/Feliz Ano Novo

por Jorge Forbes

… quatro, três, dois, um, Viva ! Feliz Ano Novo !

Não adianta você querer dizer que nada tem a ver com isso, que é só uma data no calendário, que o Ano Novo não muda nada, que todo dia é igual ao outro, que você está acima ou indiferente a essas convenções sócio-comerciais, que o Ano Novo é patrocinado pelas agências de turismo, como o Natal seria invenção do clube dos lojistas. A sociedade vive dos pactos e convenções, que podem ser discutidos mas não desprezados. Senão, seria como dar um tiro no próprio pé.
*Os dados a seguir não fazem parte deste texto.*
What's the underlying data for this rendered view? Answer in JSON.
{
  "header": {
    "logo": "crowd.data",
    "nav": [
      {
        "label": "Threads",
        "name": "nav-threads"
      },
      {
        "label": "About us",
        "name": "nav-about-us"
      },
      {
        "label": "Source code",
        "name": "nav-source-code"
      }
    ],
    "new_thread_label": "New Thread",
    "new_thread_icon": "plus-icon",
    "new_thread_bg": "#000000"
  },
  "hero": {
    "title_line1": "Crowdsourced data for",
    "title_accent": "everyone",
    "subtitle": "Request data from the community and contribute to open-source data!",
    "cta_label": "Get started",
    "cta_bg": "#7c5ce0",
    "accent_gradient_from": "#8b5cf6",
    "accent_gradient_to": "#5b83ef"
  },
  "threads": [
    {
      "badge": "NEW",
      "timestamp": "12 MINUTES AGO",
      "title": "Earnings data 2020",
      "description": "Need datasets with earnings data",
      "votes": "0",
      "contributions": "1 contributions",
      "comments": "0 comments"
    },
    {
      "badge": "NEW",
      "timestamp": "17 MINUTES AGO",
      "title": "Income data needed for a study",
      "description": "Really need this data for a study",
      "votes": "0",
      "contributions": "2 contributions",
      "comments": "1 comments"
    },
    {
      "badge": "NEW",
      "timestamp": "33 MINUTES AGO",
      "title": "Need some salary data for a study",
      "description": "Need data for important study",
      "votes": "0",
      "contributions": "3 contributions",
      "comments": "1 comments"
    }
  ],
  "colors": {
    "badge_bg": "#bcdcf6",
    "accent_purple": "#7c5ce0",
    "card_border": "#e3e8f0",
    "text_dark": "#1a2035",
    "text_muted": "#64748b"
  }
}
Não se caminha sem acordos de convivência e alguns, como o Ano Novo, dado à sua extensão universal, têm uma força simbólica real, que não permite indiferença. Até aquele mal humorado que prefere ir na última sessão de cinema do dia 31 de dezembro, sozinho, e antes da meia-noite já estar dormindo, não escapa ao Ano Novo. Não querer ver a entrada do ano é uma reação negativa, mas é uma reação.
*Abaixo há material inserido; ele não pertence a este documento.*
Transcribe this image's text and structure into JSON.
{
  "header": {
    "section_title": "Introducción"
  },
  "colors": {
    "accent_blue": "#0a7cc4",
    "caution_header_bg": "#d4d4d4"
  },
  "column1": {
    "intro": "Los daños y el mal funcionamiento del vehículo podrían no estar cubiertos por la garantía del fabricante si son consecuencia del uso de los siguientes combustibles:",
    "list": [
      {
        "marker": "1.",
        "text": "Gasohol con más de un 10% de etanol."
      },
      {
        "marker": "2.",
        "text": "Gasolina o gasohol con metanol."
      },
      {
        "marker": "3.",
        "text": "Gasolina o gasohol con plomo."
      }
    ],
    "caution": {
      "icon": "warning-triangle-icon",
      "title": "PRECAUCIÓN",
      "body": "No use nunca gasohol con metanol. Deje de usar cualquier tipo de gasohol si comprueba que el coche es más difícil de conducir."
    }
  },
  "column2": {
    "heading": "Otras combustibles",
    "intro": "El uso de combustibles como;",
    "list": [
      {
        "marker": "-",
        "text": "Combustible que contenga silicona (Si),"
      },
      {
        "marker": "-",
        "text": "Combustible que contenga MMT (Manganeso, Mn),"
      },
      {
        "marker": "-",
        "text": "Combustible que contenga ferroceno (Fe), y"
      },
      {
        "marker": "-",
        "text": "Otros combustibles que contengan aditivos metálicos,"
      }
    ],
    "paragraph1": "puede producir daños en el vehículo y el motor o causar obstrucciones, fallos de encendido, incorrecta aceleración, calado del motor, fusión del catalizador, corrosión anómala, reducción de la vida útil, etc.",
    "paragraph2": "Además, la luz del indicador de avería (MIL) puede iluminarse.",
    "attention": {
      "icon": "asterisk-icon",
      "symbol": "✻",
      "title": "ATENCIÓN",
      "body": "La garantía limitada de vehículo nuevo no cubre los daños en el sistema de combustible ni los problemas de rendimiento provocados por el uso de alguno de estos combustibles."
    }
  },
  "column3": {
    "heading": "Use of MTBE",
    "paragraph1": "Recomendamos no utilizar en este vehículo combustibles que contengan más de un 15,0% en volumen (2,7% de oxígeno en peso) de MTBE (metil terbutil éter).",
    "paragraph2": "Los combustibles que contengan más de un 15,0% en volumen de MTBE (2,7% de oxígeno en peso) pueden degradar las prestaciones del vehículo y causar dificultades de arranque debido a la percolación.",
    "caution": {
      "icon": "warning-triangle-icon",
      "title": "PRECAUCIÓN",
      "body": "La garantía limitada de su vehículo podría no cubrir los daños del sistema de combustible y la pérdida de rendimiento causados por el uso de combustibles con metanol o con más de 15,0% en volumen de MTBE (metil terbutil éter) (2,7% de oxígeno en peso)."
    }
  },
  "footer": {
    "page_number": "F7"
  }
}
E todos os anos se renovam as promessas, mesmo que sejam as mesmas das últimas décadas – sempre anunciadas, nunca cumpridas – sem nenhuma vergonha do pecado. O Ano Novo lava a alma do passado e estabelece um daqui para a frente. Normalmente as promessas se dividem em vir a ser mais apto, ou em vir a ser mais hábil. Ser mais apto é o sonho dos Darwinistas, que acreditam, tal qual Y-Yuca Pirama, que “se a vida é combate, que os fracos abate, os bravos, os fortes só pode exaltar”. São partidários da sobrevivência dos competentes.

Outros, os hábeis, almejam o reconhecimento social – mal se reclamando de Hegel – indiferentes às maneiras de obtê-lo, tanto mais quando os chamados emergentes passaram a ter destaque em novela e recebem aplauso popular. Pregam a habilidade, o jeitinho sedutor para obter a melhor vantagem. Mais vale aí a aparência de realização do que a própria; artimanha consagrada no ditado popular: “comeu galinha, degustou peru”.
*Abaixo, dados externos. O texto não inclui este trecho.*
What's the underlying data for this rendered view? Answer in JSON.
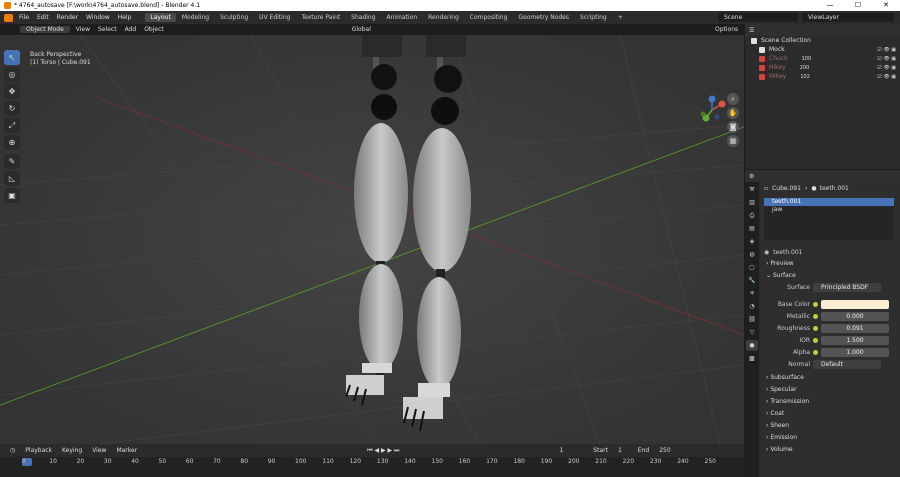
{
  "window": {
    "title": "* 4764_autosave [F:\\work\\4764_autosave.blend] - Blender 4.1",
    "min": "—",
    "max": "☐",
    "close": "✕"
  },
  "menu": [
    "File",
    "Edit",
    "Render",
    "Window",
    "Help"
  ],
  "workspaces": [
    "Layout",
    "Modeling",
    "Sculpting",
    "UV Editing",
    "Texture Paint",
    "Shading",
    "Animation",
    "Rendering",
    "Compositing",
    "Geometry Nodes",
    "Scripting",
    "+"
  ],
  "scene": {
    "label": "Scene",
    "viewlayer": "ViewLayer"
  },
  "viewport_header": {
    "mode": "Object Mode",
    "items": [
      "View",
      "Select",
      "Add",
      "Object"
    ],
    "transform": "Global",
    "options": "Options"
  },
  "viewport": {
    "perspective": "Back Perspective",
    "object": "(1) Torso | Cube.091"
  },
  "gizmo": {
    "x": "X",
    "y": "Y",
    "z": "Z"
  },
  "outliner": {
    "title": "Scene Collection",
    "search_placeholder": "",
    "items": [
      {
        "name": "Mock",
        "sub": "",
        "active": true
      },
      {
        "name": "Chuck",
        "sub": "100",
        "active": false
      },
      {
        "name": "Hikey",
        "sub": "200",
        "active": false
      },
      {
        "name": "Mikey",
        "sub": "102",
        "active": false
      }
    ]
  },
  "properties": {
    "breadcrumb_object": "Cube.091",
    "breadcrumb_material": "teeth.001",
    "slots": [
      "teeth.001",
      "jaw"
    ],
    "material_name": "teeth.001",
    "sections": {
      "preview": "Preview",
      "surface": "Surface"
    },
    "surface_label": "Surface",
    "surface_value": "Principled BSDF",
    "fields": [
      {
        "label": "Base Color",
        "value": "",
        "color": "#fbeed3"
      },
      {
        "label": "Metallic",
        "value": "0.000"
      },
      {
        "label": "Roughness",
        "value": "0.091"
      },
      {
        "label": "IOR",
        "value": "1.500"
      },
      {
        "label": "Alpha",
        "value": "1.000"
      }
    ],
    "normal_label": "Normal",
    "normal_value": "Default",
    "subsections": [
      "Subsurface",
      "Specular",
      "Transmission",
      "Coat",
      "Sheen",
      "Emission",
      "Volume"
    ]
  },
  "timeline": {
    "menu": [
      "Playback",
      "Keying",
      "View",
      "Marker"
    ],
    "current_frame": "1",
    "start_label": "Start",
    "start": "1",
    "end_label": "End",
    "end": "250",
    "ticks": [
      "0",
      "10",
      "20",
      "30",
      "40",
      "50",
      "60",
      "70",
      "80",
      "90",
      "100",
      "110",
      "120",
      "130",
      "140",
      "150",
      "160",
      "170",
      "180",
      "190",
      "200",
      "210",
      "220",
      "230",
      "240",
      "250"
    ]
  }
}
E a psicanálise, tem algo a dizer sobre as boas intenções do Ano Novo? Ao menos dois aspectos: “Você quer o que você deseja?”, seria o primeiro, e o inexorável da surpresa, o segundo. Muitas das promessas, ficam só nas promessas, porque é bastante comum não se querer o que se deseja. Este aspecto até auxilia os analistas no diagnóstico: obsessivos seriam os que só querem o que não desejam, pois assim não arriscam perder o que lhes é mais precioso, mantendo-o escondido a sete chaves; e histéricas aquelas que, eternamente insatisfeitas com o que obtém, desejam sempre uma outra coisa. Querer o que se deseja implica o risco da aposta – toda decisão é arriscada – e a coragem de expor sua preferência, mesmo sabendo que toda carta de amor tende ao ridículo, como lembra  Fernando Pessoa.

Então, no Ano Novo, uma promessa analítica, se existisse, seria suportar querer o que se deseja e não temer a surpresa do próprio Ano Novo. O momento mesmo do reveillon é o melhor exemplo do imprevisível: embora todo mundo saiba quando ele vai nascer, embora tal qual obstetras do futuro acompanhemos a contagem regressiva do seu nascimento em voz alta, não conseguimos evitar a curiosidade entusiasmada de ver a sua cara em meio a sinfonia dos fogos de artifício e das bolhas de champagne.

E todo Ano Novo é multifacetado, ele tem uma cara para cada um, é o que o difere do ano velho, com suas conhecidas rugas e rusgas. Tanto melhor, se o Ano Novo lhe encontrar feliz. Você.

(Publicado na revista Emoção, em 6 de novembro de 2000).